M.Ö. 4. Yüzyılda devlet tarafından, Reinkarnasyon ile ilgili bütün referanslar İncil’den çıkarılmıştır (oh! Niye olduğunu merak ediyorum), ve bir asır kadar sonra ‘Pagan inaçlarını’ yayıyorlar diye Atina’daki üniversiteler kapatıldı. Üneversiyeler reenkarnasyon hakkındaki gerçekleri konuşuyorlardı, dolayısı ile Dünya yaşamının hayal olduğunu ve aşılması gerektiğini söylüyorlardı. Gerçek bilmin bastırılıp yasaklanması, sonunda Karanlık Çağ’a girilmesine neden oldu. 1000 yıl sonra Rönesans’ın yardımı ile bu çağdan çıkıldı. Fakat, sonra, dini sansürden daha kötü bir şey oldu; 5 duyu bilim diktötörlüğü yaratıldı!
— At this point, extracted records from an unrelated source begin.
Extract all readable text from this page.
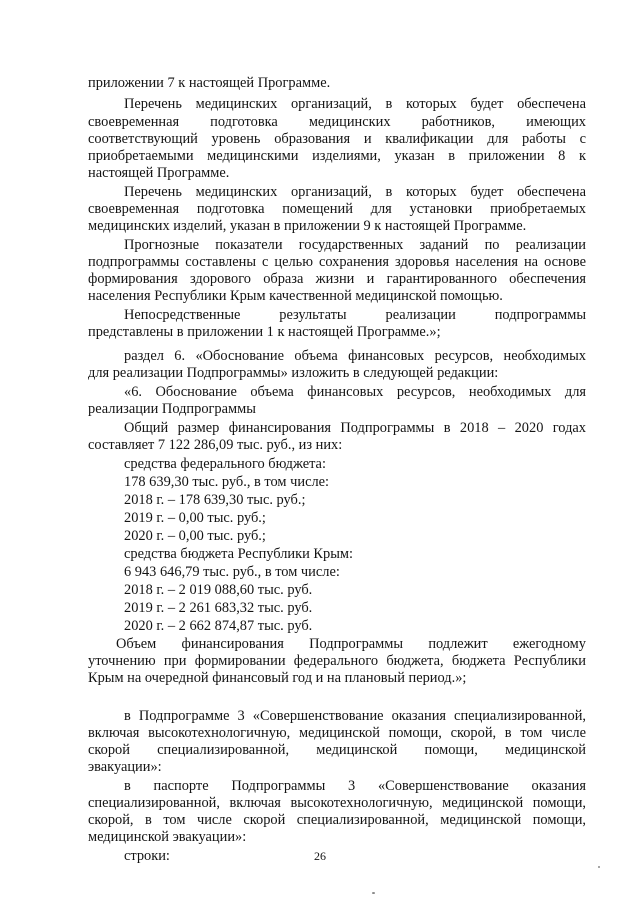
приложении 7 к настоящей Программе.
Перечень медицинских организаций, в которых будет обеспечена
своевременная подготовка медицинских работников, имеющих
соответствующий уровень образования и квалификации для работы с
приобретаемыми медицинскими изделиями, указан в приложении 8 к
настоящей Программе.
Перечень медицинских организаций, в которых будет обеспечена
своевременная подготовка помещений для установки приобретаемых
медицинских изделий, указан в приложении 9 к настоящей Программе.
Прогнозные показатели государственных заданий по реализации
подпрограммы составлены с целью сохранения здоровья населения на основе
формирования здорового образа жизни и гарантированного обеспечения
населения Республики Крым качественной медицинской помощью.
Непосредственные результаты реализации подпрограммы
представлены в приложении 1 к настоящей Программе.»;
раздел 6. «Обоснование объема финансовых ресурсов, необходимых
для реализации Подпрограммы» изложить в следующей редакции:
«6. Обоснование объема финансовых ресурсов, необходимых для
реализации Подпрограммы
Общий размер финансирования Подпрограммы в 2018 – 2020 годах
составляет 7 122 286,09 тыс. руб., из них:
средства федерального бюджета:
178 639,30 тыс. руб., в том числе:
2018 г. – 178 639,30 тыс. руб.;
2019 г. – 0,00 тыс. руб.;
2020 г. – 0,00 тыс. руб.;
средства бюджета Республики Крым:
6 943 646,79 тыс. руб., в том числе:
2018 г. – 2 019 088,60 тыс. руб.
2019 г. – 2 261 683,32 тыс. руб.
2020 г. – 2 662 874,87 тыс. руб.
Объем финансирования Подпрограммы подлежит ежегодному
уточнению при формировании федерального бюджета, бюджета Республики
Крым на очередной финансовый год и на плановый период.»;
в Подпрограмме 3 «Совершенствование оказания специализированной,
включая высокотехнологичную, медицинской помощи, скорой, в том числе
скорой специализированной, медицинской помощи, медицинской
эвакуации»:
в паспорте Подпрограммы 3 «Совершенствование оказания
специализированной, включая высокотехнологичную, медицинской помощи,
скорой, в том числе скорой специализированной, медицинской помощи,
медицинской эвакуации»:
строки:	26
O zamanlar medeniyeti yöneten ülke olan İngiltere’de ‘Bilim Derneği’ (The Royal Society), ‘Bilimsel’ in ne olup olmadığı konusunda karar merkezi oldu. Bilim Derneği üzerinde, Isaac Newton’un inanılmaz etkisinden dolayı son 200 yıl Dünyaya makineleşmiş Evren görüşü hakim olmaktadır, batı bilminde, bu kireç tutmuş fikirle Evren, kocaman, cansız makine olarak algılanmakta!! Gerçeği arayan bizler ne zaman yaşamın Ruhsal unsurlarından bahsetmeye başladığımızda hep bu fikir karşımıza çıkmakta. İnsana komik gelen de şu, kendilerini ’modern’ ve ‘Bilimsel’ olarak düşünmeleri vede bizleri çatlak olarak görmeleri....... Bugünlerde konuştuklarımızın eski çağlardan bu yana büyük düşünürler ve gurular tarafından da söylendiğini hiç bilmemekteler. Oysa, yeni olan ‘Evrenin ölü bir makine’ olduğu fikridir.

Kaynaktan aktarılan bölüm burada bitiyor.